А вот пасущиеся на зеленых лужайках кенгуру милы и общительны. Передвигаются они сильными, упругими прыжками, у самок из сумки на животе выглядывают детеныши. Когда малышу надоедает заточение, он выскакивает наружу, резвится, наслаждается жизнью и снова забирается в тело матери.
В нашей печати мелькали удивительные сообщения о кенгуру. Например, они великолепные боксеры, и матчи между ними собирают громадную аудиторию, способствуя обогащению дельцов от спорта. Или они чудесные няньки — заботливые, аккуратные и расторопные, недаром же австралийские газеты пестрят объявлениями: «Ищу няньку-кенгуру». Столь же безукоризненны кенгуру и в качестве горничных, сочетая опрятность с честностью и хорошим поведением. Мелькнули даже туманные намеки на заниженную оплату и жестокую эксплуатацию труда кенгуру в мире чистогана. Все это бред.
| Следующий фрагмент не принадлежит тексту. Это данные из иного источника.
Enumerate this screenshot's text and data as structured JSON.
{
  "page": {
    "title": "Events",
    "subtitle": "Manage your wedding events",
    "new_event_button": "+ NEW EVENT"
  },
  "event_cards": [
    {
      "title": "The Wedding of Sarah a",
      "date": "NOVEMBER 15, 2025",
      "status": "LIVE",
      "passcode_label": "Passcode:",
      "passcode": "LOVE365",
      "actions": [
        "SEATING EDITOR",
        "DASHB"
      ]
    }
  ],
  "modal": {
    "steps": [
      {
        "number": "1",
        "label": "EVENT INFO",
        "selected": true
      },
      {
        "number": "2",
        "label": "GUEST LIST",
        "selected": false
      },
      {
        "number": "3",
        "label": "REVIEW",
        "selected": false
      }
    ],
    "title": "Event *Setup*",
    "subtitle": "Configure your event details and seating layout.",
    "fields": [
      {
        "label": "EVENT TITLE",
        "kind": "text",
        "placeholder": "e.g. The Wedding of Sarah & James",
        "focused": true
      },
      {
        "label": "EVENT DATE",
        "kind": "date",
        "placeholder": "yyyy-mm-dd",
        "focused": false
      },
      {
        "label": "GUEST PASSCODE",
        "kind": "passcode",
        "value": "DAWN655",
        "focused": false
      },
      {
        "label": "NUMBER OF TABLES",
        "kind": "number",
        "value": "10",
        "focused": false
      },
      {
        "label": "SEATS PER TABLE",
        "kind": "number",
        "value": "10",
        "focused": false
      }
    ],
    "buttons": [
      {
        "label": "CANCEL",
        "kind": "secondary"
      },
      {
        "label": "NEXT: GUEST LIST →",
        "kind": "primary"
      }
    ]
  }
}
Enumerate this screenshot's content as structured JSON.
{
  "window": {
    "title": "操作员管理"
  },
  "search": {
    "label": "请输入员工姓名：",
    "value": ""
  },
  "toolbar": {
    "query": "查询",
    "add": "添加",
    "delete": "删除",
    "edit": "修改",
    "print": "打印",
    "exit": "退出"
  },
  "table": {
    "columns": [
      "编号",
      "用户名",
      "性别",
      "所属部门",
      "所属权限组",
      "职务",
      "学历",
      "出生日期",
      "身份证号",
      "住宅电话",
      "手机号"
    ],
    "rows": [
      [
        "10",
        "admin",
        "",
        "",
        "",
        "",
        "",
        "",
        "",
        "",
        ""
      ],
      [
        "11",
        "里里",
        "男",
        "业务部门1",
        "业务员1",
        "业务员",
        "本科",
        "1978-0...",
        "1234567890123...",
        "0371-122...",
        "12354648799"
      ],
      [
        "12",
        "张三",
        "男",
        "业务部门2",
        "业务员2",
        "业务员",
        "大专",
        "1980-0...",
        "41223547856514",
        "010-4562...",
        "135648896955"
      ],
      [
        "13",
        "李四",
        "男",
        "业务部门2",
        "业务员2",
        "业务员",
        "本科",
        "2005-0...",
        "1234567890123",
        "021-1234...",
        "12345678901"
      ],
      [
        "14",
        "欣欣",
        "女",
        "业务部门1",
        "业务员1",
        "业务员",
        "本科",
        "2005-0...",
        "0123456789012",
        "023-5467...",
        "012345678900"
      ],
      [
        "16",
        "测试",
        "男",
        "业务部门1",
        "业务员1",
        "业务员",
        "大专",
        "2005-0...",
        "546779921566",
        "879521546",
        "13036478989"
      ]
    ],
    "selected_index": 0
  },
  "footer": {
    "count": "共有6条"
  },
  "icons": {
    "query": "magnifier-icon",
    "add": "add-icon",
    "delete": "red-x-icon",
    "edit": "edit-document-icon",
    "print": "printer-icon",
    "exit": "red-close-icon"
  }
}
Да, в цирковых представлениях — это и у нас можно увидеть — на передние лапы кенгуру напяливают кожаные перчатки, и они по знаку дрессировщика наносят друг дружке несколько сумбурных ударов, но при чем тут бокс? А кенгуру-няньки, кенгуру-горничные — вымысел настолько глупый, что мои австралийские друзья сочли это неудачной шуткой.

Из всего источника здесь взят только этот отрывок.